January 26, 2015
Mr. William Rosen
Lombard, IL 60148-1176
Dear Mr. Rosen:
Thank you for contacting me about the protection of gray wolf populations in the United States. I appreciate hearing from you.
The Endangered Species Act of 1966 (ESA) has played an important role in the preservation of many species threatened with extinction. The gray wolf was one of the first species listed under the Act’s provisions. Beginning in 1995, an experimental population of gray wolves was reintroduced in Yellowstone National Park and in parts of Idaho. The decision to reintroduce the formerly native wolves was fraught with controversy, and the wolves’ release and protected status sparked several lawsuits. The reintroduced gray wolves have thrived in the region, but as the population grows, these animals have come into increasing conflict with livestock operations.
Over the years, the U.S. Department of Interior has drawn criticism from both environmental groups and animal rights organizations for its management of gray wolf populations.

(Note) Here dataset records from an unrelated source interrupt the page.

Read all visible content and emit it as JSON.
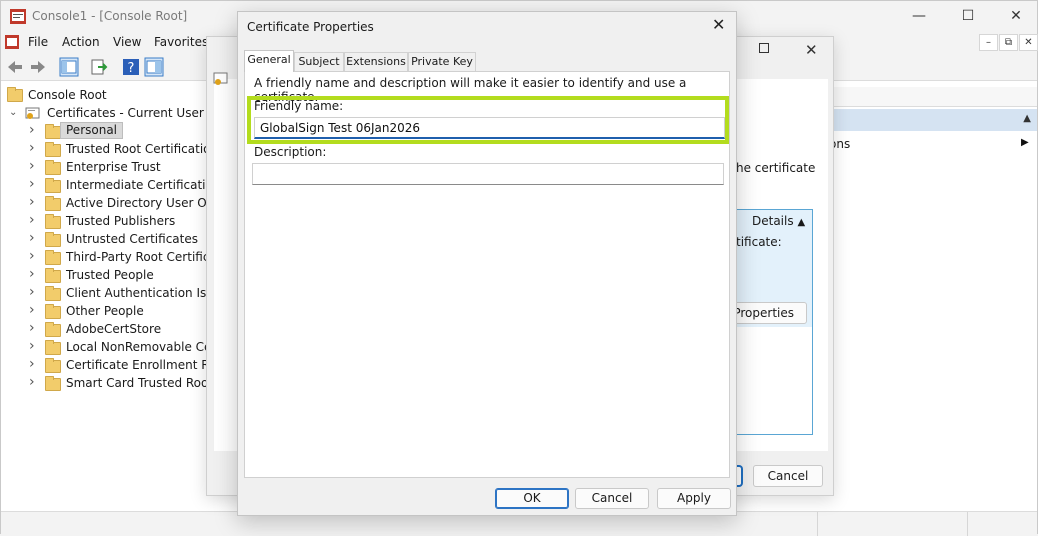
{
  "window": {
    "title": "Console1 - [Console Root]",
    "controls": [
      "—",
      "☐",
      "✕"
    ]
  },
  "menu": [
    "File",
    "Action",
    "View",
    "Favorites"
  ],
  "tree": {
    "root": "Console Root",
    "store": "Certificates - Current User",
    "items": [
      "Personal",
      "Trusted Root Certification A",
      "Enterprise Trust",
      "Intermediate Certification A",
      "Active Directory User Objec",
      "Trusted Publishers",
      "Untrusted Certificates",
      "Third-Party Root Certificatio",
      "Trusted People",
      "Client Authentication Issue",
      "Other People",
      "AdobeCertStore",
      "Local NonRemovable Certi",
      "Certificate Enrollment Requ",
      "Smart Card Trusted Roots"
    ],
    "selected_index": 0
  },
  "actions_panel": {
    "item": "ons"
  },
  "background_dialog": {
    "text": "he certificate",
    "details_label": "Details",
    "certificate_label": "tificate:",
    "properties_button": "Properties",
    "cancel_button": "Cancel"
  },
  "dialog": {
    "title": "Certificate Properties",
    "tabs": [
      "General",
      "Subject",
      "Extensions",
      "Private Key"
    ],
    "active_tab": "General",
    "intro": "A friendly name and description will make it easier to identify and use a certificate.",
    "friendly_name_label": "Friendly name:",
    "friendly_name_value": "GlobalSign Test 06Jan2026",
    "description_label": "Description:",
    "description_value": "",
    "buttons": {
      "ok": "OK",
      "cancel": "Cancel",
      "apply": "Apply"
    }
  },
  "colors": {
    "highlight": "#b3dc1e",
    "accent": "#1f5fad",
    "selection": "#d9d9d9"
  }
}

After three decades of successful management undertaken by federal, state, and local partners the U.S. Fish and Wildlife Service has proposed to remove the gray wolf from the list of threatened and endangered species under the Endangered Species Act (ESA).
The Fish and Wildlife Service is currently reviewing public comments received during the public comment period which ended on March 27, 2014, before it releases a decision on removing the gray wolf from ESA protection.
I share your view regarding the importance of protecting endangered species and understand your concerns. I will keep your thoughts in mind if this issue is discussed in the Senate.
Thank you again for contacting me. Please feel free to keep in touch.